音織り

ここ数日、音を作る作業ばかりやっている。昼間はその合間にいろいろと用事が挟まるのでとぎれとぎれになるのだけれど、夜は音の切れ端を何度も聞いたり、繋げたり、また聞いたりしているうちにアっと言う間に2、3時間が過ぎてしまう。

彫刻、もしくは、機織りなんかに、ちょっと似た作業かもしれない。
ちょっと付け足したり、削ったりして、それを何度もいろんな角度から見る(聞く)。少しずつ、形ができあがっていくのだけれど、完璧な完成図が最初にあってやっているわけでもない。なんとなく、こっちの方向、というのはあるのだけれど、偶然に面白い形ができてきたりすると、それも拾いあげたり、寄り道したりするので、だんだん形が変わってくる。

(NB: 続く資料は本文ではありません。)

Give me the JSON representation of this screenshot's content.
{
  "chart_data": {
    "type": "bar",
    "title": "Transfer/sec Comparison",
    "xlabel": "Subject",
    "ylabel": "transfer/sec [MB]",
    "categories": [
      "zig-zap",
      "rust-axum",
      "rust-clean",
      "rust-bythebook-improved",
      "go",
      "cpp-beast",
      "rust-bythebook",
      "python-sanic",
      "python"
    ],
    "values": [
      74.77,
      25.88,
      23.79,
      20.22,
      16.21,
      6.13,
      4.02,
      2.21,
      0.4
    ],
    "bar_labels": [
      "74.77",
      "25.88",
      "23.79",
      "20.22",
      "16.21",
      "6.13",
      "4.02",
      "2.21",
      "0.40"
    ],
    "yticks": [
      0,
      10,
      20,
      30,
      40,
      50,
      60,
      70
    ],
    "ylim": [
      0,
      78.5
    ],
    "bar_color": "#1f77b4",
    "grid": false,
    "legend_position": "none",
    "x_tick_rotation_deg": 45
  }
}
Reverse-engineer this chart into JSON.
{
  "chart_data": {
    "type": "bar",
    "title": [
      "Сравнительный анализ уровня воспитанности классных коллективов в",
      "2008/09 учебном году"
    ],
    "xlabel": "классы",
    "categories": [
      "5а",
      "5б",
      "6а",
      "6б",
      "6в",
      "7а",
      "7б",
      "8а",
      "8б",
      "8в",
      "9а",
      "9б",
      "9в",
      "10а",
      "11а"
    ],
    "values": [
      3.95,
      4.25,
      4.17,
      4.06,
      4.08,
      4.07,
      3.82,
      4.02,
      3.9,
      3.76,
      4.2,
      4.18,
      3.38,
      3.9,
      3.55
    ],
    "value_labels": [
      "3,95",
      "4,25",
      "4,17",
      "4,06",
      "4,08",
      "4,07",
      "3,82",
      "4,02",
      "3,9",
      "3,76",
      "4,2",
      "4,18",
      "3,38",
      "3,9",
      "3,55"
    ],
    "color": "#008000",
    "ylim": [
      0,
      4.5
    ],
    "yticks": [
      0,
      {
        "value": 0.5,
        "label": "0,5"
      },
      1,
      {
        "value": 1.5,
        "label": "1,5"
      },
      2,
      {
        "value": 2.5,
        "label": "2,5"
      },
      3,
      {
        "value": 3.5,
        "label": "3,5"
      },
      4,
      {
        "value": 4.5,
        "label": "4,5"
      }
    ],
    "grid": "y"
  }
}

機織りに似てるのは、どうしても絶対的な時間がかかるところ。魔法のように3分でできたりしない。ものすごく運良く3分の素敵な演奏ができて、そのまま音として使えそうな場合があったとしても、それをもう一度聞く作業があるので、少なくとも6分はかかる。大抵の場合は、3秒とか、7秒とか、そんな長さの音を繋ぎあわせて糸を撚るところからやっているようなわけなので、3分の音の織物を作るのに、5時間とか10時間くらいかかったりする。

というわけで、夜なべ仕事。外は冷えに冷えてきた。